Os Recorrentes terminaram as alegações solicitando que se declare inconstitucional o Acórdão recorrido por violarem disposições constantes da alínea g) do artigo 63.º, 67.º e do n.º 2 do artigo 174.º, todos da CRA, bem como do n.º 2 do § 1.º do artigo 667.º e do artigo 415.º, ambos do CPP.
O Processo foi à vista do Ministério Público.

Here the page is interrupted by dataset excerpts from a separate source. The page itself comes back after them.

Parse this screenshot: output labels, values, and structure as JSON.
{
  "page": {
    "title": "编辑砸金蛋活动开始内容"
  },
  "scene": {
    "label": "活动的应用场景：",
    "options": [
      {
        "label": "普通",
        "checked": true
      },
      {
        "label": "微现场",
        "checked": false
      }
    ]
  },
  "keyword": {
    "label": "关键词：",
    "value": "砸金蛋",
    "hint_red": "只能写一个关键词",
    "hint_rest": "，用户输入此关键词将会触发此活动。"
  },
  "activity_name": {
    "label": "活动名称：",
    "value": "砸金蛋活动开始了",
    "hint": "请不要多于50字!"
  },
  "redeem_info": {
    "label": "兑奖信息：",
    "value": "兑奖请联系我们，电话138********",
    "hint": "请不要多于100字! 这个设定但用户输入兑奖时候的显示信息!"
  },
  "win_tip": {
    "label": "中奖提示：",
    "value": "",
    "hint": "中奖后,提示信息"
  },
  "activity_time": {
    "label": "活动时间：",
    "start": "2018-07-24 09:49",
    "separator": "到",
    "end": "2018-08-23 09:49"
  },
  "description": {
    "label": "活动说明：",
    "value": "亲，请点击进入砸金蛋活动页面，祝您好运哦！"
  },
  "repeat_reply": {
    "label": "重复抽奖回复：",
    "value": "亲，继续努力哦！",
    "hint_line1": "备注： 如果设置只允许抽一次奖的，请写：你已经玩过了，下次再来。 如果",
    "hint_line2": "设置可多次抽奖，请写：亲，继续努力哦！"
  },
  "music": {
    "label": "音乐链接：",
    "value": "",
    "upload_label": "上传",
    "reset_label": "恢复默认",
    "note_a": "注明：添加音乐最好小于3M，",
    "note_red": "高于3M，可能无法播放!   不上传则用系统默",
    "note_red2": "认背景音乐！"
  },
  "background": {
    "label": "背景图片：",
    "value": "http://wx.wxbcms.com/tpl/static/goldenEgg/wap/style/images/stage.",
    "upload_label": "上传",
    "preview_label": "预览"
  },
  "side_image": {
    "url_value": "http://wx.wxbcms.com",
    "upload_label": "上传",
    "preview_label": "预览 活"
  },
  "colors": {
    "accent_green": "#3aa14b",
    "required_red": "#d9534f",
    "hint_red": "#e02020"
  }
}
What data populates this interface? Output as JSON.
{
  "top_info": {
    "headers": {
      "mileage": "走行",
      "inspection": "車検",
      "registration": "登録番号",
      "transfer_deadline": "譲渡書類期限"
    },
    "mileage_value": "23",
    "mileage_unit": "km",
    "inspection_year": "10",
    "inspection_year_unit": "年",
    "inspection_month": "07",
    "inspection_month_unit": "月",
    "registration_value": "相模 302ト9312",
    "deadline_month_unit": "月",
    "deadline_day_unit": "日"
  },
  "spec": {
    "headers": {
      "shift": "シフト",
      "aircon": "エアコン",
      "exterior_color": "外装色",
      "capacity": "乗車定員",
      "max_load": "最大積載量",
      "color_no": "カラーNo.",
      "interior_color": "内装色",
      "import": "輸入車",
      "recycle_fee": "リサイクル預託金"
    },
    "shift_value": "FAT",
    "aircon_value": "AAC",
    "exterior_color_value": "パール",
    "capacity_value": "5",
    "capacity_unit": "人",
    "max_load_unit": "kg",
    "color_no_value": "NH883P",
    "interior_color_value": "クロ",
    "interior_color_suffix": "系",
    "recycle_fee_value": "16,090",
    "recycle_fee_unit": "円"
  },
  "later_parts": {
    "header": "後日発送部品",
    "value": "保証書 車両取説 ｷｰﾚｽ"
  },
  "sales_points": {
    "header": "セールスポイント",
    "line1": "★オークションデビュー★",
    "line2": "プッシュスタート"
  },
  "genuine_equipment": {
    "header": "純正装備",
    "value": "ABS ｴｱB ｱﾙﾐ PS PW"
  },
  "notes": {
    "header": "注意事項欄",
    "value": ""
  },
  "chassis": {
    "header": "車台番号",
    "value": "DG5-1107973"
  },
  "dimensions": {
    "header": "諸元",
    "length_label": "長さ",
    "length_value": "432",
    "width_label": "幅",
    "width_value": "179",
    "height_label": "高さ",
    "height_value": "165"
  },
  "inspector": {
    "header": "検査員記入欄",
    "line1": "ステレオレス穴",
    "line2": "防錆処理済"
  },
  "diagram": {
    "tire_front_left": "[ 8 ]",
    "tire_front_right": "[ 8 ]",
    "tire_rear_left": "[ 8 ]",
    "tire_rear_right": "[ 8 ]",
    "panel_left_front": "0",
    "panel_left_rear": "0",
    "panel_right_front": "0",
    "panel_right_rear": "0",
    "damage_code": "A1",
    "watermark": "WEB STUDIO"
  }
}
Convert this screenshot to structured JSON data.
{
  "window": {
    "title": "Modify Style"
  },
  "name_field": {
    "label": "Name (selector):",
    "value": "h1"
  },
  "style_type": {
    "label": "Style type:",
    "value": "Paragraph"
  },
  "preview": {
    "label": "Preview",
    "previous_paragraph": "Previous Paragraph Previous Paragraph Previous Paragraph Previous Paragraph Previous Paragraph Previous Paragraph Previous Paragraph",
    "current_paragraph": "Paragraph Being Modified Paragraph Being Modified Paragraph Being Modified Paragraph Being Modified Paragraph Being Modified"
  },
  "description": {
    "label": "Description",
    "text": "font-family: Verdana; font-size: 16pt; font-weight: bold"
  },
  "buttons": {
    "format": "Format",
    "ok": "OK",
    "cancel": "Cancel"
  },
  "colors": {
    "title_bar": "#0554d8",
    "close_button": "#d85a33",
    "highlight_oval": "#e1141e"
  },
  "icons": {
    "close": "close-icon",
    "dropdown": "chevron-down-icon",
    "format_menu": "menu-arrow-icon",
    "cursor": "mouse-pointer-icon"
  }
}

Colhidos os vistos legais, cumpre, agora, apreciar para decidir.
II. COMPETÊNCIA
O Tribunal Constitucional é competente para conhecer e decidir o presente recurso, nos termos e fundamentos da alínea a) do artigo 49.º da Lei n.º 3/08, de 17 de Junho – Lei do Processo Constitucional (LPC), norma que estabelece o âmbito do recurso extraordinário de inconstitucionalidade para o Tribunal Constitucional: “as sentenças dos demais tribunais que contenham fundamentos de direito e decisões que contrariem princípios, direitos, liberdades e garantias previstos na Constituição da República de Angola”.
III. LEGITIMIDADE
Os Recorrentes, são apelados no Processo n.º 642/17, que deu lugar à decisão recorrida, pelo que têm legitimidade para interpor o presente recurso extraordinário de inconstitucionalidade, nos termos da alínea a) do artigo 50.º LPC, que dispõe: “têm legitimidade para interpor recurso extraordinário de inconstitucionalidade para o Tribunal Constitucional as pessoas que, de acordo com a lei reguladora do processo em que a sentença foi proferida, tenham legitimidade para dela interpor recurso ordinário”.
IV. OBJECTO
O objecto do presente recurso é apreciar a constitucionalidade do Acórdão do Tribunal Supremo que alterou a pena dos Recorrentes de dez para quinze anos de prisão maior.
V. APRECIANDO
Tendo em consideração as alegações dos Recorrentes, infere-se que o presente recurso visa apreciar a violação ou não dos princípios da proibição da reformatio in pejus, do contraditório e da ampla defesa.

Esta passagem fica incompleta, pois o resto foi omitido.